ORCHARD PARK — It was the game that wouldn’t end.
When the Bills and Jaguars pretty much breezed through the first half of Saturday night’s pre-season meeting at “The Ralph,” deadline was of no concern for we print-types, especially with our focus on the opening 30 minutes when it was starters vs. starters.
But, after intermission, the game moved at a glacial pace.
The third quarter wasn’t bad, but period No. 4 took some 67 minutes and it merely set up an overtime that didn’t end until nearly a half hour later with a 35-32 Buffalo victory.
Elapsed time was three hours and 48 minutes, mostly because of that nightmarish fourth period that featured a quartet of challenges and reviews, three touchdowns, a pair of two-point conversions and a couple interceptions.
The game’s 10:53 finish was perfect for TV’s 11 o’clock news ... print guys, not so much, especially in a game nobody will remember 12 days from now.
AFTERWARD, though, Bills’ coach Chan Gailey was decidedly upbeat.
“We’ve played a bunch of overtime games at home and we haven’t won any,” he said. ”It was good to win an overtime game and to have that feeling and know what that feels like.
“For the guys to fight back, I don’t care if it was a pre-season game, I like to see that fight. If we’ll keep fighting good things will happen to us down the road.”
And, for awhile, Buffalo actually dominated, leading 17-0 in the first half ... until falling behind by 15 on the first play of what was supposed to be the final quarter.
“If we hadn’t missed a couple tackles, it would have been a really good half for the defense,” Gailey maintained. “I thought we did some good things on both sides of the ball. It was good for us (and) it was great to win in overtime.
“We fought hard to get back to that point and for them to be able to go out and win the game ... that’s good.”
The Bills’ opening half highlight was the play of its first-team offense.
Quarterback Ryan Fitzpatrick had the highest-possible passer rating (158.3) courtesy of going 11-for-12 on throws for 165 yards with no interceptions or sacks and TD tosses of 52 yards to Steve Johnson and 11 to Marcus Easley.
Easley, last year’s fourth-round draft pick who missed the entire season with a knee injury, finished with five receptions for 51 yards, all but one with the first team.
“Marcus is slowly coming back,” Gailey said. “We had high hopes for him going into camp last year, he got hurt early and was on the IR, then he got hurt early again this year.
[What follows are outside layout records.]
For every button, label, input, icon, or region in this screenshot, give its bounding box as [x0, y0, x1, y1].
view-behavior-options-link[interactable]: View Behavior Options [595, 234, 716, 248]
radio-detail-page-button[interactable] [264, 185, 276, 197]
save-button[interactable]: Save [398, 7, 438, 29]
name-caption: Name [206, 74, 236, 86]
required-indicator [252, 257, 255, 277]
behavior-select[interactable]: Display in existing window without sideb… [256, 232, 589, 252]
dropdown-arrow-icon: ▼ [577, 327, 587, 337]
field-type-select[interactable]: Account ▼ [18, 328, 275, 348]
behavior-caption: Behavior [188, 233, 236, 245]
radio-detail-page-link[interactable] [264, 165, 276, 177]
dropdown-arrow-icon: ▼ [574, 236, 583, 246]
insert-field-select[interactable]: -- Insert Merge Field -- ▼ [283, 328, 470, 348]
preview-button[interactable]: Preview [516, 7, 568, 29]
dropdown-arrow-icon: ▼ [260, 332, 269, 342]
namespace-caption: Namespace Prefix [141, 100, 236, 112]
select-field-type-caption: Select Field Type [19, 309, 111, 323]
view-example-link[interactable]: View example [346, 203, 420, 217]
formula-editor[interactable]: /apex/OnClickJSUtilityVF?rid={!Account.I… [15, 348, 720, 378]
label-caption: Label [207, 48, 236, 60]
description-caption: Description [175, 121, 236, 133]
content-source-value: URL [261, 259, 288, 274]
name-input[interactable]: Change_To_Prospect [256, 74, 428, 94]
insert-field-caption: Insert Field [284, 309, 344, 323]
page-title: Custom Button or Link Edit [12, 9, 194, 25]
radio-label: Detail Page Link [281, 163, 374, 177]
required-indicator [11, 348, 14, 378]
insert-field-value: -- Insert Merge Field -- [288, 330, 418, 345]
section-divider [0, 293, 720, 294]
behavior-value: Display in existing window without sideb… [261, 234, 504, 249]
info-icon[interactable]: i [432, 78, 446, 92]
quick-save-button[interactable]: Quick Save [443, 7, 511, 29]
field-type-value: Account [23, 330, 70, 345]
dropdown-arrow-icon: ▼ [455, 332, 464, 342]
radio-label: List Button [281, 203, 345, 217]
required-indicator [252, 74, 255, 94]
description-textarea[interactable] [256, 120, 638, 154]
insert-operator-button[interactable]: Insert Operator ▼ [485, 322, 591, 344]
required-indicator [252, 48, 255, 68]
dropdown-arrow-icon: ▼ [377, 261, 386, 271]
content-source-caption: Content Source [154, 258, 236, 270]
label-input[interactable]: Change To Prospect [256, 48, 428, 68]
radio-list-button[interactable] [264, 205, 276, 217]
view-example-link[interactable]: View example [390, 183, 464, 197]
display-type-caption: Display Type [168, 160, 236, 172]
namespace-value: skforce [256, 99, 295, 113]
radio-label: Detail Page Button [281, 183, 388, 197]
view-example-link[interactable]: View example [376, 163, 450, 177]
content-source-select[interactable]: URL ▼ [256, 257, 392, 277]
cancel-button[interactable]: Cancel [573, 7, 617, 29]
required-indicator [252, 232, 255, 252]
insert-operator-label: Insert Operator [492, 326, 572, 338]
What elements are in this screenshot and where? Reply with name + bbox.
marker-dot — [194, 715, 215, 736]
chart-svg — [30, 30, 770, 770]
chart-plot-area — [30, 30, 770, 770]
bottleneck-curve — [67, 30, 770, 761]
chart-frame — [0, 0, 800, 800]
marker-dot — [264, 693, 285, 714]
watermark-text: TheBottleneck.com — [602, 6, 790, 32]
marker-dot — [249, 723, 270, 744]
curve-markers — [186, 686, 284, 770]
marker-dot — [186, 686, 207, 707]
He just hasn’t had that many opportunities.
“Finally he’s working his way back into it (so) it’s great for him to have that kind of night. I’d expect more things from him in the future ... he’s good for our football team.”
“I think (Saturday’s game) helps with confidence ... especially for a young guy like Marcus Easley, who hasn’t played a lot,” the QB said. “For him to get in and get some catches in a game-like situation definitely helps. He tweaked his knee a bit at the beginning of camp and kind of lost some of that confidence he had gained through the stuff that we did in the off-season. As he got more confidence in his knee, you could see confidence in him in practice ... his route-running ability, the way he was catching the ball.
“Today was a good day for him to get out there and show everybody what he’s been doing. To have a game like this where we targeted him several times and for him to come down with them, it was good.”
THEN THERE was the maligned starting offensive line that permitted no sacks and nearly four yards a carry on running plays in the first half.
“I don’t know if there was anybody ever near me,” Fitzpatrick said of the lack of pressure he faced. “The guys up front did a great job in terms of last game maybe getting a few too many quarterback pressures and this game not even getting touched. Those guys have got to be pretty confident after today.”
Even Gailey was impressed.
“I thought the protection was good from every group that was out there,” he said. “From the first group, the second group, and even those last guys that were out there, they did a good job of protection and that was a real positive for us.”